Follow our easy guide for everything you need to know to become a pastry expert – the healthy way.
The art of pastry making
- Pastry success relies on accurate measuring, correct proportions of fat to flour and careful handling.
- Measure out all ingredients first.
- For healthier pastry, use a lower-fat table spread for baking.
- Plain white flour works best for light, crisp results. Self-raising flour produces a soft, spongy pastry.
- Always preheat the oven to the temperature stated in the recipe.
- Prepare pans with non-stick cooking spray, so you use less oil.
- Metal loose-bottomed pans make for easy removal of flans.
- Keep your hands, work surface, equipment and ingredients cool.
- Wrap pastry and rest in fridge before baking to avoid shrinkage.
- When adding liquid, use a jug with just enough chilled water to bind the dough. Too much liquid makes pastry tough; too little makes it crumbly and hard to handle.
Rolling out pastry
- Use a rolling pin on a cool surface, both lightly dusted with flour. Never dust the pastry.
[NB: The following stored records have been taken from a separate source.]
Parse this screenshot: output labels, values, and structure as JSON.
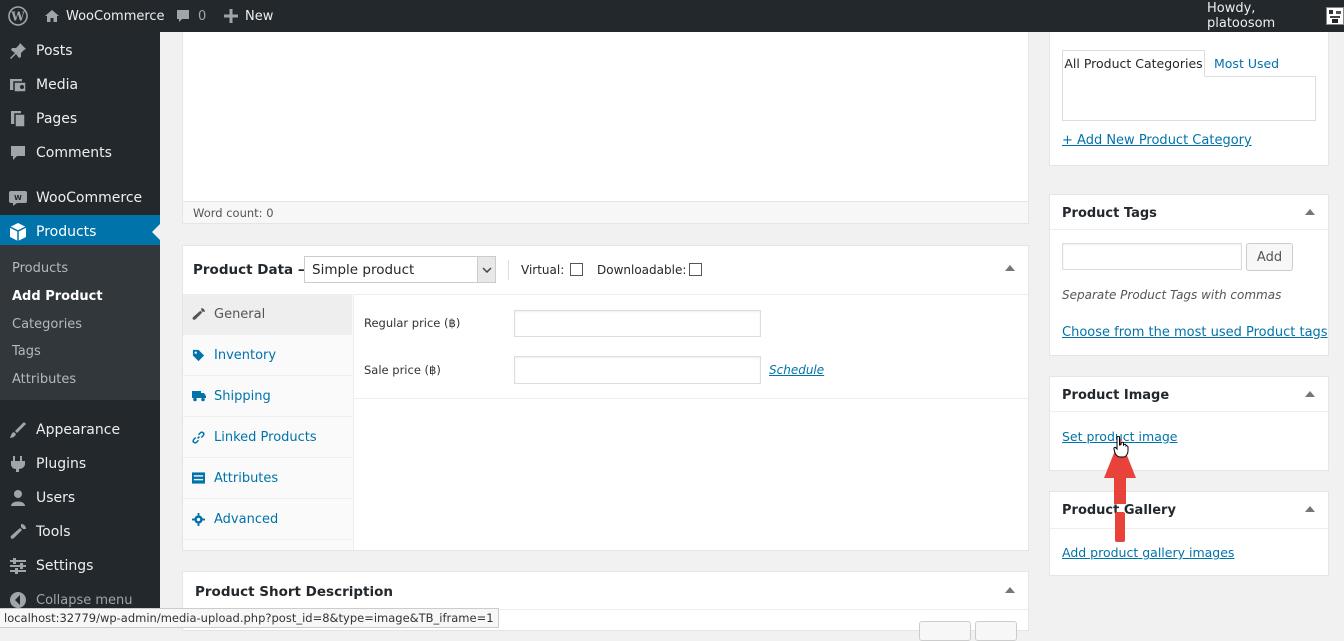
{
  "adminbar": {
    "site_name": "WooCommerce",
    "comments_count": "0",
    "new_label": "New",
    "howdy": "Howdy, platoosom"
  },
  "sidebar": {
    "items": [
      {
        "label": "Posts",
        "icon": "pin-icon"
      },
      {
        "label": "Media",
        "icon": "media-icon"
      },
      {
        "label": "Pages",
        "icon": "pages-icon"
      },
      {
        "label": "Comments",
        "icon": "comments-icon"
      },
      {
        "label": "WooCommerce",
        "icon": "woocommerce-icon"
      },
      {
        "label": "Products",
        "icon": "products-icon"
      },
      {
        "label": "Appearance",
        "icon": "appearance-icon"
      },
      {
        "label": "Plugins",
        "icon": "plugins-icon"
      },
      {
        "label": "Users",
        "icon": "users-icon"
      },
      {
        "label": "Tools",
        "icon": "tools-icon"
      },
      {
        "label": "Settings",
        "icon": "settings-icon"
      },
      {
        "label": "Collapse menu",
        "icon": "collapse-icon"
      }
    ],
    "submenu": [
      "Products",
      "Add Product",
      "Categories",
      "Tags",
      "Attributes"
    ]
  },
  "editor": {
    "word_count": "Word count: 0"
  },
  "product_data": {
    "title": "Product Data —",
    "type_selected": "Simple product",
    "virtual_label": "Virtual:",
    "downloadable_label": "Downloadable:",
    "tabs": [
      "General",
      "Inventory",
      "Shipping",
      "Linked Products",
      "Attributes",
      "Advanced"
    ],
    "regular_price_label": "Regular price (฿)",
    "sale_price_label": "Sale price (฿)",
    "schedule_link": "Schedule"
  },
  "short_description": {
    "title": "Product Short Description"
  },
  "categories": {
    "tab_all": "All Product Categories",
    "tab_most_used": "Most Used",
    "add_new": "+ Add New Product Category"
  },
  "tags": {
    "title": "Product Tags",
    "add_button": "Add",
    "hint": "Separate Product Tags with commas",
    "choose_link": "Choose from the most used Product tags"
  },
  "product_image": {
    "title": "Product Image",
    "set_link": "Set product image"
  },
  "product_gallery": {
    "title": "Product Gallery",
    "add_link": "Add product gallery images"
  },
  "statusbar": {
    "url": "localhost:32779/wp-admin/media-upload.php?post_id=8&type=image&TB_iframe=1"
  },
  "colors": {
    "admin_dark": "#23282d",
    "accent_blue": "#0073aa",
    "arrow_red": "#e8433b"
  }
}
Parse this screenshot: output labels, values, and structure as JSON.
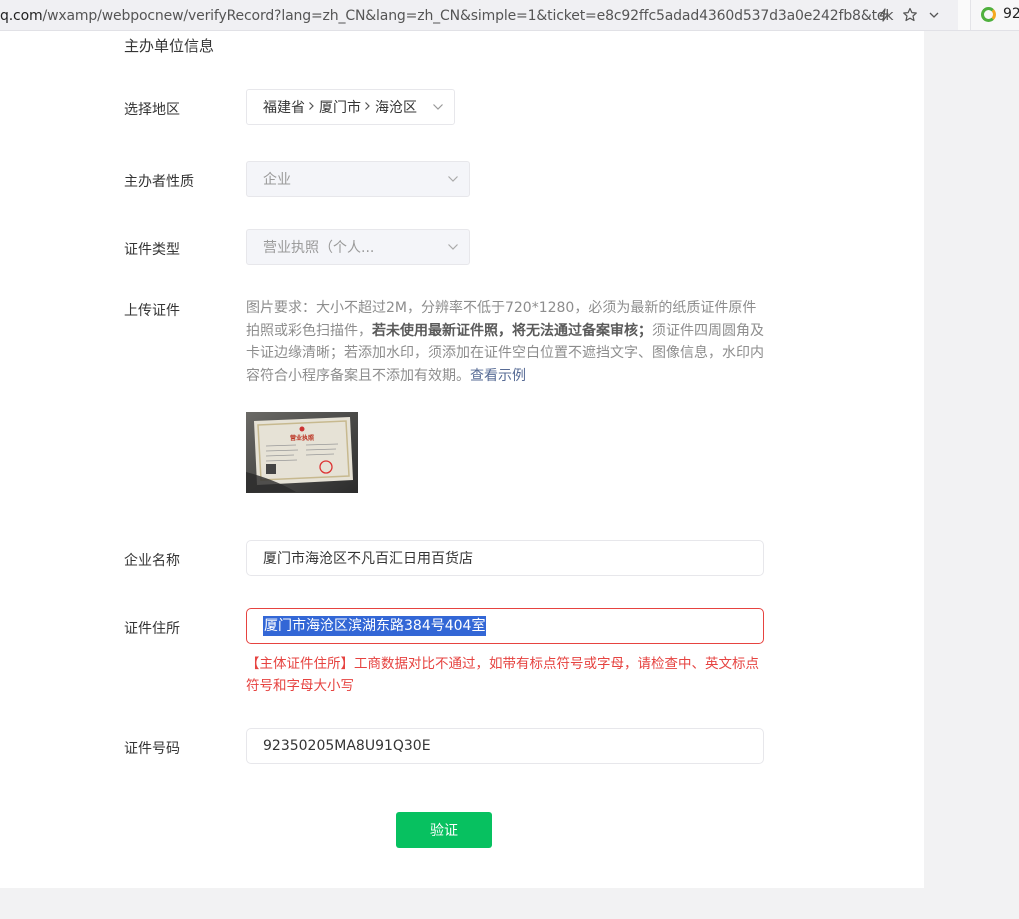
{
  "browser": {
    "url_domain": "q.com",
    "url_path": "/wxamp/webpocnew/verifyRecord?lang=zh_CN&lang=zh_CN&simple=1&ticket=e8c92ffc5adad4360d537d3a0e242fb8&tok",
    "extension_badge_text": "92",
    "icons": [
      "lightning-icon",
      "star-icon",
      "chevron-down-icon",
      "extension-ring-icon"
    ]
  },
  "form": {
    "section_title": "主办单位信息",
    "region": {
      "label": "选择地区",
      "province": "福建省",
      "city": "厦门市",
      "district": "海沧区"
    },
    "sponsor_type": {
      "label": "主办者性质",
      "value": "企业"
    },
    "certificate_type": {
      "label": "证件类型",
      "value": "营业执照（个人..."
    },
    "upload": {
      "label": "上传证件",
      "desc_part1": "图片要求：大小不超过2M，分辨率不低于720*1280，必须为最新的纸质证件原件拍照或彩色扫描件，",
      "desc_bold": "若未使用最新证件照，将无法通过备案审核；",
      "desc_part2": "须证件四周圆角及卡证边缘清晰；若添加水印，须添加在证件空白位置不遮挡文字、图像信息，水印内容符合小程序备案且不添加有效期。",
      "example_link": "查看示例",
      "thumbnail_title": "营业执照"
    },
    "company_name": {
      "label": "企业名称",
      "value": "厦门市海沧区不凡百汇日用百货店"
    },
    "certificate_address": {
      "label": "证件住所",
      "value": "厦门市海沧区滨湖东路384号404室",
      "error": "【主体证件住所】工商数据对比不通过，如带有标点符号或字母，请检查中、英文标点符号和字母大小写"
    },
    "certificate_number": {
      "label": "证件号码",
      "value": "92350205MA8U91Q30E"
    },
    "submit_label": "验证"
  },
  "colors": {
    "primary_green": "#07c160",
    "error_red": "#e64340",
    "link_blue": "#576b95",
    "selection_blue": "#3367d6"
  }
}
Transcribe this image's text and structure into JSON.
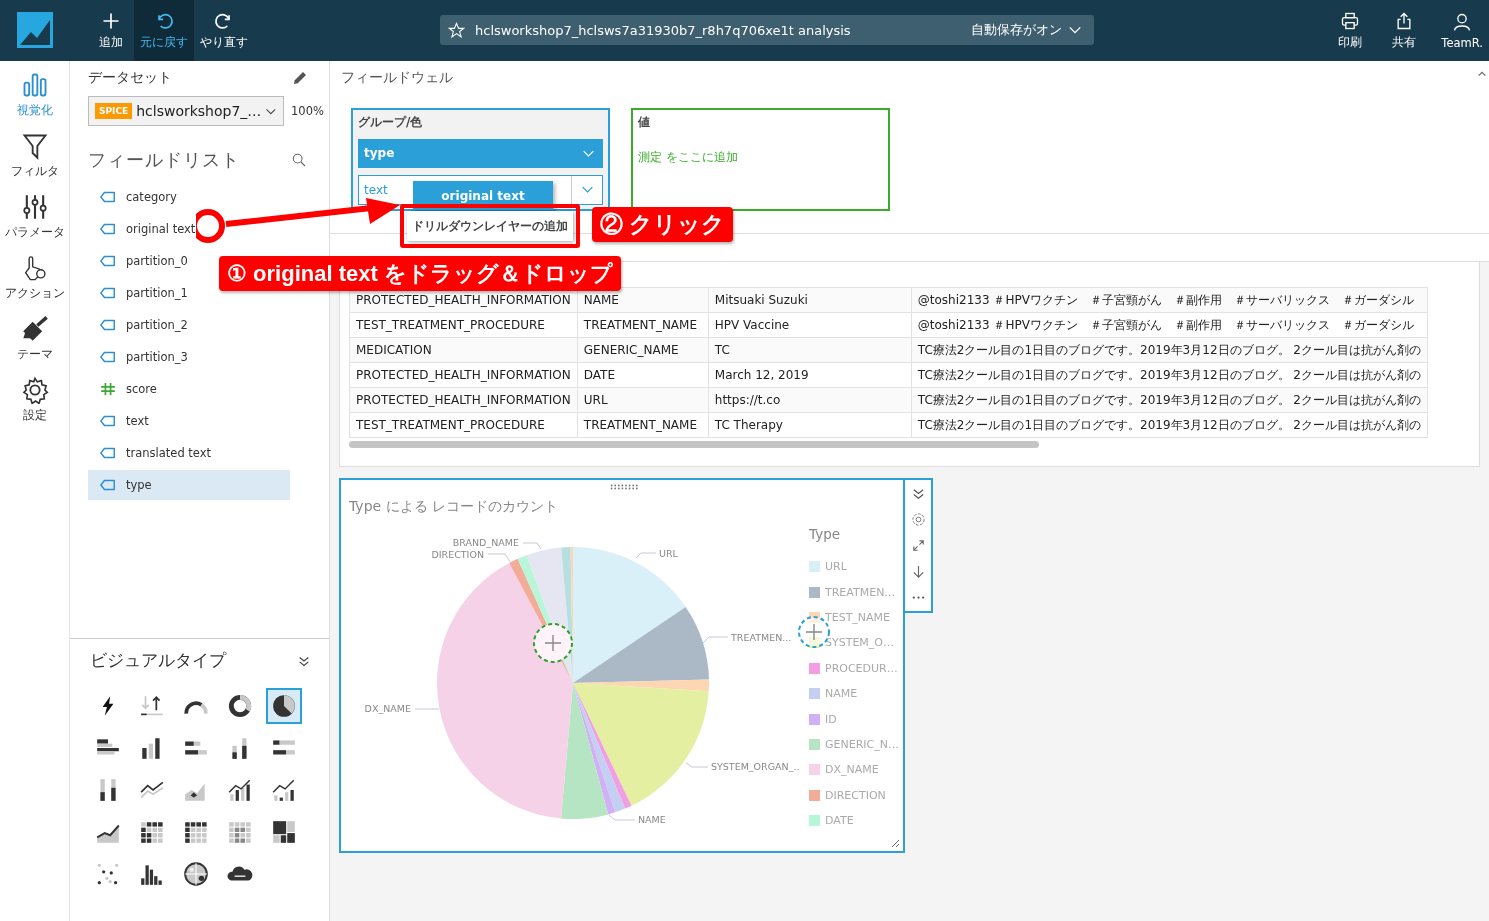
{
  "toolbar": {
    "left_buttons": [
      {
        "label": "追加",
        "kind": "add",
        "selected": false
      },
      {
        "label": "元に戻す",
        "kind": "undo",
        "selected": true
      },
      {
        "label": "やり直す",
        "kind": "redo",
        "selected": false
      }
    ],
    "analysis_title": "hclsworkshop7_hclsws7a31930b7_r8h7q706xe1t analysis",
    "autosave": "自動保存がオン",
    "right_buttons": [
      {
        "label": "印刷",
        "kind": "print"
      },
      {
        "label": "共有",
        "kind": "share"
      },
      {
        "label": "TeamR.",
        "kind": "user"
      }
    ]
  },
  "rail": [
    {
      "label": "視覚化",
      "kind": "visualize",
      "selected": true
    },
    {
      "label": "フィルタ",
      "kind": "filter",
      "selected": false
    },
    {
      "label": "パラメータ",
      "kind": "parameters",
      "selected": false
    },
    {
      "label": "アクション",
      "kind": "actions",
      "selected": false
    },
    {
      "label": "テーマ",
      "kind": "theme",
      "selected": false
    },
    {
      "label": "設定",
      "kind": "settings",
      "selected": false
    }
  ],
  "dataset": {
    "heading": "データセット",
    "badge": "SPICE",
    "name": "hclsworkshop7_…",
    "percent": "100%"
  },
  "field_list": {
    "heading": "フィールドリスト",
    "fields": [
      {
        "name": "category",
        "kind": "dimension",
        "selected": false
      },
      {
        "name": "original text",
        "kind": "dimension",
        "selected": false
      },
      {
        "name": "partition_0",
        "kind": "dimension",
        "selected": false
      },
      {
        "name": "partition_1",
        "kind": "dimension",
        "selected": false
      },
      {
        "name": "partition_2",
        "kind": "dimension",
        "selected": false
      },
      {
        "name": "partition_3",
        "kind": "dimension",
        "selected": false
      },
      {
        "name": "score",
        "kind": "measure",
        "selected": false
      },
      {
        "name": "text",
        "kind": "dimension",
        "selected": false
      },
      {
        "name": "translated text",
        "kind": "dimension",
        "selected": false
      },
      {
        "name": "type",
        "kind": "dimension",
        "selected": true
      }
    ]
  },
  "visual_types": {
    "heading": "ビジュアルタイプ",
    "items": [
      {
        "selected": false
      },
      {
        "selected": false
      },
      {
        "selected": false
      },
      {
        "selected": false
      },
      {
        "selected": true
      },
      {
        "selected": false
      },
      {
        "selected": false
      },
      {
        "selected": false
      },
      {
        "selected": false
      },
      {
        "selected": false
      },
      {
        "selected": false
      },
      {
        "selected": false
      },
      {
        "selected": false
      },
      {
        "selected": false
      },
      {
        "selected": false
      },
      {
        "selected": false
      },
      {
        "selected": false
      },
      {
        "selected": false
      },
      {
        "selected": false
      },
      {
        "selected": false
      },
      {
        "selected": false
      },
      {
        "selected": false
      },
      {
        "selected": false
      },
      {
        "selected": false
      }
    ]
  },
  "field_wells": {
    "heading": "フィールドウェル",
    "group_well": {
      "label": "グループ/色",
      "field": "type",
      "slot": "text"
    },
    "value_well": {
      "label": "値",
      "hint": "測定 をここに追加"
    }
  },
  "dragged_chip": "original text",
  "drill_menu": {
    "item": "ドリルダウンレイヤーの追加"
  },
  "table": {
    "rows": [
      [
        "PROTECTED_HEALTH_INFORMATION",
        "NAME",
        "Mitsuaki Suzuki",
        "@toshi2133 ＃HPVワクチン　＃子宮頸がん　＃副作用　＃サーバリックス　＃ガーダシル"
      ],
      [
        "TEST_TREATMENT_PROCEDURE",
        "TREATMENT_NAME",
        "HPV Vaccine",
        "@toshi2133 ＃HPVワクチン　＃子宮頸がん　＃副作用　＃サーバリックス　＃ガーダシル"
      ],
      [
        "MEDICATION",
        "GENERIC_NAME",
        "TC",
        "TC療法2クール目の1日目のブログです。2019年3月12日のブログ。 2クール目は抗がん剤の"
      ],
      [
        "PROTECTED_HEALTH_INFORMATION",
        "DATE",
        "March 12, 2019",
        "TC療法2クール目の1日目のブログです。2019年3月12日のブログ。 2クール目は抗がん剤の"
      ],
      [
        "PROTECTED_HEALTH_INFORMATION",
        "URL",
        "https://t.co",
        "TC療法2クール目の1日目のブログです。2019年3月12日のブログ。 2クール目は抗がん剤の"
      ],
      [
        "TEST_TREATMENT_PROCEDURE",
        "TREATMENT_NAME",
        "TC Therapy",
        "TC療法2クール目の1日目のブログです。2019年3月12日のブログ。 2クール目は抗がん剤の"
      ]
    ]
  },
  "pie_visual": {
    "title": "Type による レコードのカウント",
    "slice_labels": [
      "BRAND_NAME",
      "DIRECTION",
      "URL",
      "TREATMEN...",
      "DX_NAME",
      "SYSTEM_ORGAN_..",
      "NAME"
    ],
    "legend": {
      "title": "Type",
      "items": [
        {
          "label": "URL",
          "color": "#d9f0f8"
        },
        {
          "label": "TREATMEN…",
          "color": "#abb8c6"
        },
        {
          "label": "TEST_NAME",
          "color": "#fdd7b3"
        },
        {
          "label": "SYSTEM_O…",
          "color": "#e5efa2"
        },
        {
          "label": "PROCEDUR…",
          "color": "#f29ee2"
        },
        {
          "label": "NAME",
          "color": "#c4cff2"
        },
        {
          "label": "ID",
          "color": "#d2b0f5"
        },
        {
          "label": "GENERIC_N…",
          "color": "#b5e5c3"
        },
        {
          "label": "DX_NAME",
          "color": "#f6d2e8"
        },
        {
          "label": "DIRECTION",
          "color": "#f2ac98"
        },
        {
          "label": "DATE",
          "color": "#b7f6d6"
        }
      ]
    }
  },
  "annotations": [
    {
      "kind": "drag",
      "text": "① original text をドラッグ＆ドロップ"
    },
    {
      "kind": "click",
      "text": "② クリック"
    }
  ]
}
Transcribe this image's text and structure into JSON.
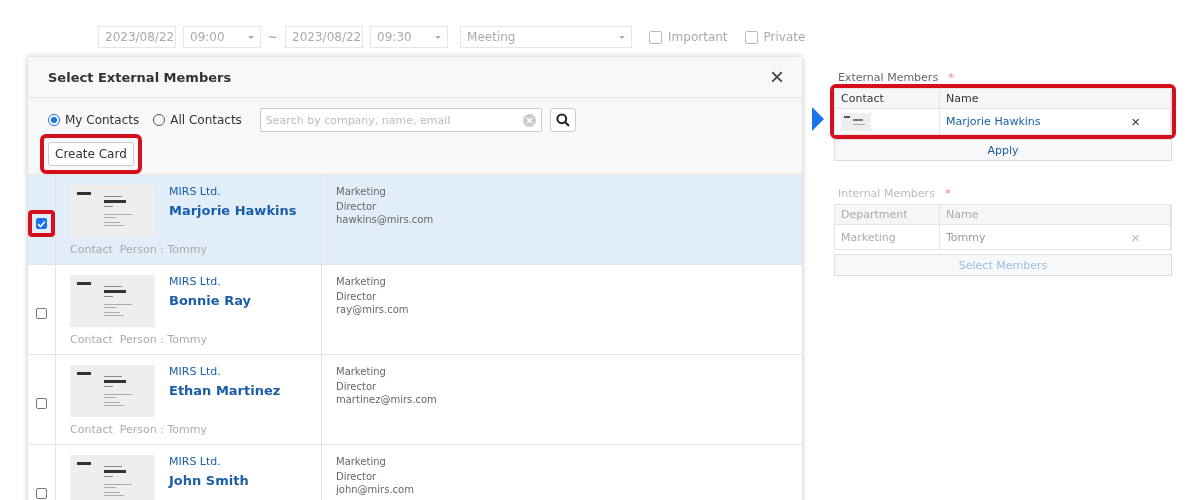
{
  "schedule": {
    "start_date": "2023/08/22",
    "start_time": "09:00",
    "separator": "~",
    "end_date": "2023/08/22",
    "end_time": "09:30",
    "type_placeholder": "Meeting",
    "flags": [
      {
        "label": "Important",
        "checked": false
      },
      {
        "label": "Private",
        "checked": false
      }
    ]
  },
  "dialog": {
    "title": "Select External Members",
    "close": "×",
    "scope": [
      {
        "label": "My Contacts",
        "selected": true
      },
      {
        "label": "All Contacts",
        "selected": false
      }
    ],
    "search": {
      "placeholder": "Search by company, name, email"
    },
    "create_card": {
      "label": "Create Card",
      "highlighted": true
    },
    "rows": [
      {
        "checked": true,
        "highlighted": true,
        "selected": true,
        "company": "MIRS Ltd.",
        "name": "Marjorie Hawkins",
        "contact": "Contact  Person : Tommy",
        "department": "Marketing",
        "title": "Director",
        "email": "hawkins@mirs.com"
      },
      {
        "checked": false,
        "highlighted": false,
        "selected": false,
        "company": "MIRS Ltd.",
        "name": "Bonnie Ray",
        "contact": "Contact  Person : Tommy",
        "department": "Marketing",
        "title": "Director",
        "email": "ray@mirs.com"
      },
      {
        "checked": false,
        "highlighted": false,
        "selected": false,
        "company": "MIRS Ltd.",
        "name": "Ethan Martinez",
        "contact": "Contact  Person : Tommy",
        "department": "Marketing",
        "title": "Director",
        "email": "martinez@mirs.com"
      },
      {
        "checked": false,
        "highlighted": false,
        "selected": false,
        "company": "MIRS Ltd.",
        "name": "John Smith",
        "department": "Marketing",
        "title": "Director",
        "email": "john@mirs.com"
      }
    ]
  },
  "external_members": {
    "label": "External Members",
    "required": "*",
    "highlighted": true,
    "columns": [
      "Contact",
      "Name"
    ],
    "rows": [
      {
        "name": "Marjorie Hawkins",
        "remove": "×"
      }
    ],
    "apply": "Apply"
  },
  "internal_members": {
    "label": "Internal Members",
    "required": "*",
    "columns": [
      "Department",
      "Name"
    ],
    "rows": [
      {
        "department": "Marketing",
        "name": "Tommy",
        "remove": "×"
      }
    ],
    "select": "Select Members"
  }
}
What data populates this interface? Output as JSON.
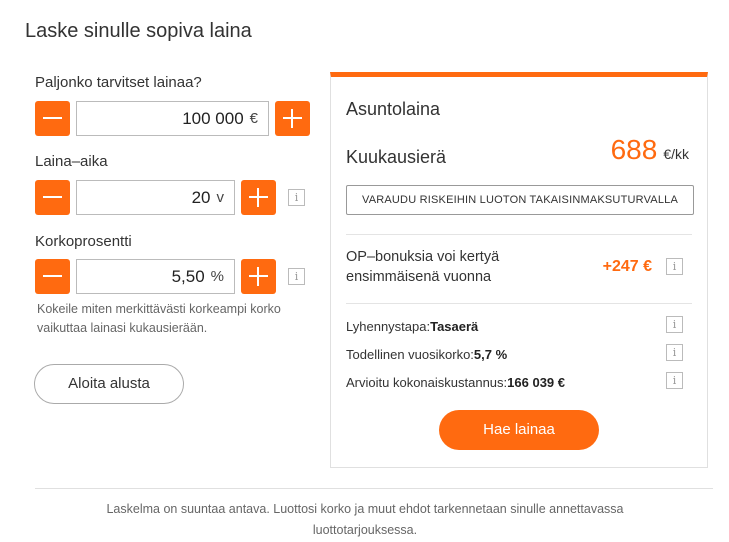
{
  "title": "Laske sinulle sopiva laina",
  "amount": {
    "label": "Paljonko tarvitset lainaa?",
    "value": "100 000",
    "unit": "€"
  },
  "term": {
    "label": "Laina–aika",
    "value": "20",
    "unit": "v"
  },
  "rate": {
    "label": "Korkoprosentti",
    "value": "5,50",
    "unit": "%"
  },
  "hint": "Kokeile miten merkittävästi korkeampi korko vaikuttaa lainasi kukausierään.",
  "reset_label": "Aloita alusta",
  "panel": {
    "title": "Asuntolaina",
    "monthly_label": "Kuukausierä",
    "monthly_value": "688",
    "monthly_unit": "€/kk",
    "insure_label": "VARAUDU RISKEIHIN LUOTON TAKAISINMAKSUTURVALLA",
    "bonus_text": "OP–bonuksia voi kertyä ensimmäisenä vuonna",
    "bonus_value": "+247 €",
    "repayment_label": "Lyhennystapa:",
    "repayment_value": "Tasaerä",
    "apr_label": "Todellinen vuosikorko:",
    "apr_value": "5,7 %",
    "total_label": "Arvioitu kokonaiskustannus:",
    "total_value": "166 039 €",
    "apply_label": "Hae lainaa"
  },
  "info_glyph": "i",
  "footer": "Laskelma on suuntaa antava. Luottosi korko ja muut ehdot tarkennetaan sinulle annettavassa luottotarjouksessa.",
  "accent_color": "#ff6a10"
}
- Always roll away from you using light, firm strokes. Rotate pastry frequently to keep shape and thickness even. Avoid over-rolling: pastry will shrink during cooking.
Tasty tart fillings
- Once you have cooked your pastry cases, try these filling ideas. Serve at room temperature.
- For a sweet treat, add Greek yoghurt and honey. Top with frozen blueberries (thawed) and drizzle with reduced-sugar jam.
- Mix sliced seasonal fruit, pineapple and kiwifruit and toss in reduced-sugar apricot jam.
- Toss cooked diced chicken, thinly sliced spring onion, cherry tomatoes and sweet corn in a mixture of 1 tablespoon curry paste, 200g natural yoghurt and 2 tablespoons fruit chutney.
- Mix chopped sun-dried tomatoes with chopped capsicum and some roughly torn fresh basil leaves. Fill the base of the pastry case with some light soft cheese in a flavour of your choice and top with the mixed vegetables.
Three steps to perfect shortcrust pastry
1. Rubbing in
For shortcrust pastry, the fat (table spread) is ‘rubbed’ into the flour. Cut the fat into small pieces and add to the flour. Mix briefly with a round-bladed knife to coat fat pieces with flour. Use fingertips (not palms) to pick up and rub a small amount of the mixture together to break down into tiny pieces. Do as lightly and quickly as possible until the mix resembles fine breadcrumbs.
2. Adding liquid
Pour liquid over the surface of the crumb mixture and use a round-bladed knife to combine evenly; uneven addition may cause blistering once the pastry is cooked. You may need a little more or less than the recipe quantity because flour absorbency varies. Once the dough begins to hold together, shape into a ball, kneading lightly for a few minutes. The dough is now ready to use.
This means to bake or partially bake the case without its filling, to prevent a soggy base. Prick the base with a fork and line with baking paper. Fill with pastry weights, dried beans or rice. Bake for 10–15 minutes or until set. Remove paper and weights. Bake for 5 minutes until light golden and firm for a partially cooked case or 10–15 minutes until crisp and golden.